In a statement the DUP leader Jeffrey Donaldson reaffirmed the party's position on the Northern Ireland protocol, saying it was "well known".

“The protocol is not supported by unionists and it needs to be replaced with arrangements that respect NI’s place in the UK,” he said.

A senior DUP source was cautious and said the party would wait to see the detail of any legislation but given that no unionist MLA in the last Assembly supported the protocol, they viewed it as recognition by the UK government that it needed to find a solution to the protocol and it was time Brussels and Dublin similarly recognised the protocol was undermining stability in Northern Ireland.

Patience running out

Unionists are opposed to the Northern Ireland protocol – the part of the Brexit withdrawal agreement which avoided a hard Border on the island of Ireland by placing a customs and regulatory border in the Irish Sea – because they argue it has caused economic harm and undermined its constitutional position as an integral part of the UK.

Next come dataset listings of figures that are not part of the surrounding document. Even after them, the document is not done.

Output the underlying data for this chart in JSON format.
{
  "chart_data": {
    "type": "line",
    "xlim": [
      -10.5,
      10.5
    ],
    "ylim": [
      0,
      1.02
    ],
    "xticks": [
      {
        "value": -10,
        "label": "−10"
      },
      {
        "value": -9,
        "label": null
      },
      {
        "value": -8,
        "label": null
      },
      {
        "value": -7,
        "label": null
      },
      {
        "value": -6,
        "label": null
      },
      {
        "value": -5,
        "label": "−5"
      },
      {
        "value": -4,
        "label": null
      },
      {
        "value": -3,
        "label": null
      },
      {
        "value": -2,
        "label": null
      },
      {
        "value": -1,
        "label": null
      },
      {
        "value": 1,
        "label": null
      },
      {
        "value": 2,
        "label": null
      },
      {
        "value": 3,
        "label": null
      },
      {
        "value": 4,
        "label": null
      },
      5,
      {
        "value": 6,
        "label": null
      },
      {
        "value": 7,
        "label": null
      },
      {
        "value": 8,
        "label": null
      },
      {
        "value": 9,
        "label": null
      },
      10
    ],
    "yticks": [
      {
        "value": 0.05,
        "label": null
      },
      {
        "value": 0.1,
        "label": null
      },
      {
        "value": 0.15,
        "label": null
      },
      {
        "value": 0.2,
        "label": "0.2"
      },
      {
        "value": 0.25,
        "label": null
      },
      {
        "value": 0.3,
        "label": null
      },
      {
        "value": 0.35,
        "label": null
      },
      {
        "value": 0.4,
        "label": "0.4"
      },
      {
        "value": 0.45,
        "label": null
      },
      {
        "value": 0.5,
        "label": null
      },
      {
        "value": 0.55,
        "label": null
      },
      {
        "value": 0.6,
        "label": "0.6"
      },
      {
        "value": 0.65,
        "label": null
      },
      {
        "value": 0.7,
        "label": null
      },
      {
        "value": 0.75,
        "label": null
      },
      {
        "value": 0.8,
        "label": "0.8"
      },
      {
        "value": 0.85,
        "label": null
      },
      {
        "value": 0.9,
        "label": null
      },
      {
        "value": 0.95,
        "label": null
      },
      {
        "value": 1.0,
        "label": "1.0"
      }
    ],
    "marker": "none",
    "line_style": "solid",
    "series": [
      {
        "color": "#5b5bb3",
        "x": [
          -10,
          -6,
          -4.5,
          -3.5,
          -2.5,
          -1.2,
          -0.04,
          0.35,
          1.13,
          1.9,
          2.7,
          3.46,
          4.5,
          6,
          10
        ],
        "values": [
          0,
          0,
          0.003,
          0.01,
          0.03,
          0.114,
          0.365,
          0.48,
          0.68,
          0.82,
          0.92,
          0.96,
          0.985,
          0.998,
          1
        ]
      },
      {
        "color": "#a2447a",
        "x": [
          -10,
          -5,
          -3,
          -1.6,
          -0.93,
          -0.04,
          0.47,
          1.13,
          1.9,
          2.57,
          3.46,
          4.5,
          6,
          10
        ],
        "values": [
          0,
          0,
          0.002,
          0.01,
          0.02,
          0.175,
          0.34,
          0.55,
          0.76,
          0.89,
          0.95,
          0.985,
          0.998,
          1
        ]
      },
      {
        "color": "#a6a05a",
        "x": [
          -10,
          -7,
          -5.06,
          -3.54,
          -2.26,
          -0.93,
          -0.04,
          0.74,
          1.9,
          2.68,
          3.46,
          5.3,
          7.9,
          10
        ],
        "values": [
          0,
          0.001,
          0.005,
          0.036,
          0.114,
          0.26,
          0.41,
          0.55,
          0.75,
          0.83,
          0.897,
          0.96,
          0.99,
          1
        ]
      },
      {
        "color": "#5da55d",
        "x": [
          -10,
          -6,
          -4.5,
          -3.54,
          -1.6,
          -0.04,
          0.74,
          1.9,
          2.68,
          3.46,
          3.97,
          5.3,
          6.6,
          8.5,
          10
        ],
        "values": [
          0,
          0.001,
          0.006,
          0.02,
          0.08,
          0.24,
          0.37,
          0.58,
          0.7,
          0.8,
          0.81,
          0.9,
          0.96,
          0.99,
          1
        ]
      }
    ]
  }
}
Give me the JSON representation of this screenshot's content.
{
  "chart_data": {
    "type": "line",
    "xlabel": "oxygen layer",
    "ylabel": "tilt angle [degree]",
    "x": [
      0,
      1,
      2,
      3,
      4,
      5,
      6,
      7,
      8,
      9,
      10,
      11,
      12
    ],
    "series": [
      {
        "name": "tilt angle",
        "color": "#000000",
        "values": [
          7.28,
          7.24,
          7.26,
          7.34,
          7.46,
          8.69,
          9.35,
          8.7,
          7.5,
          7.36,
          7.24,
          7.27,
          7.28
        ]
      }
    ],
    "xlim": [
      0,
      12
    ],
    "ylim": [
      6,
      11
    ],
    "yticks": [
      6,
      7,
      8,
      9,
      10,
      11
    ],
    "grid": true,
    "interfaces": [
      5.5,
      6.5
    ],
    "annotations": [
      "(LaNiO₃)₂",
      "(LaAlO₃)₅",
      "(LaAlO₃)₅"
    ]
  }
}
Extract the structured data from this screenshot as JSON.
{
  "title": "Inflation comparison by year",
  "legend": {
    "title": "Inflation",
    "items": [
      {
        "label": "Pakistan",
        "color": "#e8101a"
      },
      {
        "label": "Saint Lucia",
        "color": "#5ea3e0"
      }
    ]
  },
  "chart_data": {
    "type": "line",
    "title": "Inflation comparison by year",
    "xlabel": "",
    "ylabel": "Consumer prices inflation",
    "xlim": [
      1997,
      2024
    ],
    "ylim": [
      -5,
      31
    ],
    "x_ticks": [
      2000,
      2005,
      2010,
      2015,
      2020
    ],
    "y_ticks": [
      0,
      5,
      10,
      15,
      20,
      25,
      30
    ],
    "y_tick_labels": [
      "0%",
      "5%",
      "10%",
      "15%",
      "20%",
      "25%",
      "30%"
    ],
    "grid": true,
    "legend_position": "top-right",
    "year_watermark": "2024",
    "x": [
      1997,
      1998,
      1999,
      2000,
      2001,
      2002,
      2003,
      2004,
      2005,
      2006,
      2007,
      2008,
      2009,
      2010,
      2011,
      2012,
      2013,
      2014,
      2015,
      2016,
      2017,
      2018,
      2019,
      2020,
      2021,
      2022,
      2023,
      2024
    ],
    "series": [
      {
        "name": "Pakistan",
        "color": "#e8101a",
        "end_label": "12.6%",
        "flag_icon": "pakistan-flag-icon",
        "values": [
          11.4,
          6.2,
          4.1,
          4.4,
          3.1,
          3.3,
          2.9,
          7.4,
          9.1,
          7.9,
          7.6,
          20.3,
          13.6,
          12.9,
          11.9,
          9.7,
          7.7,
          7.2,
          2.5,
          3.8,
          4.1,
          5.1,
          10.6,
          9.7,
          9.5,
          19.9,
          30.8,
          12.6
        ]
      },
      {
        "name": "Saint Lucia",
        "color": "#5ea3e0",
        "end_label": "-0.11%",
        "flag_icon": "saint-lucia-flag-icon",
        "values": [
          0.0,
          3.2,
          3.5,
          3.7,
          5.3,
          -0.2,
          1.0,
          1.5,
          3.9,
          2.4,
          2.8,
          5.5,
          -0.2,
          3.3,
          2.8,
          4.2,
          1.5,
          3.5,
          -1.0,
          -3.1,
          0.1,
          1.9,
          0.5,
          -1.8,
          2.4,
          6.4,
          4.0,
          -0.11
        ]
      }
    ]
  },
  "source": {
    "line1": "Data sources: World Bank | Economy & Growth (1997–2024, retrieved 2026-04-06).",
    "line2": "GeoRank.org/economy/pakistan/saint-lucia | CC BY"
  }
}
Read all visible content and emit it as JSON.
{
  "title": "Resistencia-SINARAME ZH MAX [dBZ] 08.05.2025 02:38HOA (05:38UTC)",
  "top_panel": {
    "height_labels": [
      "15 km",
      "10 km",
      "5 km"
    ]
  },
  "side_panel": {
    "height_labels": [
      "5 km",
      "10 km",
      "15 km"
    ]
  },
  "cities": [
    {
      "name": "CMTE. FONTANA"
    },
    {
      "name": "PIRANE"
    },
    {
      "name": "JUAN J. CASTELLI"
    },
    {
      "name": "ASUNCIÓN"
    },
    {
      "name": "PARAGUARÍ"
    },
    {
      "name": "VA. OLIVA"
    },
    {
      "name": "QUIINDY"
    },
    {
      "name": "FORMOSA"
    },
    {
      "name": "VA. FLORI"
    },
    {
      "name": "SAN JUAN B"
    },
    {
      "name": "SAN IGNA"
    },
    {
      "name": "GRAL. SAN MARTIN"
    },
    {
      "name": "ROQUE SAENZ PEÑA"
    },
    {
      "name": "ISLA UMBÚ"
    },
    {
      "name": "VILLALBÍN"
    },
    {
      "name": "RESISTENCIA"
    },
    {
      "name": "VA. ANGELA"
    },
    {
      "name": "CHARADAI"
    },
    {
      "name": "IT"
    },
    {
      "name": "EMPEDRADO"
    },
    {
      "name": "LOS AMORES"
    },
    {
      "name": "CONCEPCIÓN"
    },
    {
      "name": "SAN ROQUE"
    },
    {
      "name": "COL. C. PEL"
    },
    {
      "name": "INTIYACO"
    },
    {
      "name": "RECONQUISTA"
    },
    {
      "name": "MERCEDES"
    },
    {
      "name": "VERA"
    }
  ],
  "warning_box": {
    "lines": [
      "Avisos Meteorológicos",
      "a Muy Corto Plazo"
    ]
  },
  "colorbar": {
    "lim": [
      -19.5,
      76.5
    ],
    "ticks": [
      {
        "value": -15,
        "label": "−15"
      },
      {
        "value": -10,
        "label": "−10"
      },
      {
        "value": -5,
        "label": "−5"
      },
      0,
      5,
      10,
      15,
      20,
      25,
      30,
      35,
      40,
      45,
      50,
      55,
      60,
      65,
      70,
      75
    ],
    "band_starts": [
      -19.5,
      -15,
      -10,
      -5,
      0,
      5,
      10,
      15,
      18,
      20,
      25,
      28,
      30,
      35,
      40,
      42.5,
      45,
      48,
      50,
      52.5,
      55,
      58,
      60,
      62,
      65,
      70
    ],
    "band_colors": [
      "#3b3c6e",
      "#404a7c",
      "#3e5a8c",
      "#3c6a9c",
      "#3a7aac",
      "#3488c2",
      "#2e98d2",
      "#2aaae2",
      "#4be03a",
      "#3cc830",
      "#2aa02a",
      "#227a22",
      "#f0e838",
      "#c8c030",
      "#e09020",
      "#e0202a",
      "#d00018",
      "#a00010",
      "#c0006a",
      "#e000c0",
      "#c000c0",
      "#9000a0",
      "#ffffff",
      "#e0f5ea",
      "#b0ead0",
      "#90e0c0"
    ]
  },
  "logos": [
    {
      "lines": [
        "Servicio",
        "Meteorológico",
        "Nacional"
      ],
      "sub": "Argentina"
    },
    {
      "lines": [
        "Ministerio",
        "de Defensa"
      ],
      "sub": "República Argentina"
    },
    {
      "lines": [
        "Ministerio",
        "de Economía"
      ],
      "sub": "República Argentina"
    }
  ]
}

Stephen Kelly from Manufacturing NI told The Irish Times his understanding was that drafting of the legislation was "significantly advanced" but the response to it from business would depend on what it contained.

“At the moment we have unilateral extensions to the grace periods, if the UK legislation is about making them permanent then we would find that hard to argue with,” he said.

“I don’t think anybody in business in Northern Ireland would believe that applying the full rigours of EU customs and SPS laws on trade between Great Britain and Northern Ireland is possible or feasible, so our preference would quite clearly be that people would come to compromise and agreement.

“It appears the UK government’s patience in trying to get there is running out and they want to try and move the process forward significantly for domestic and Northern Ireland political reasons.

“If it’s putting in permanence to those grace periods then it would be hard to argue with for us, but if it goes further than that and it’s something that jeopardises the one unique advantage that Northern Ireland has had in its 101-year history then that would be problematic to us,” he said.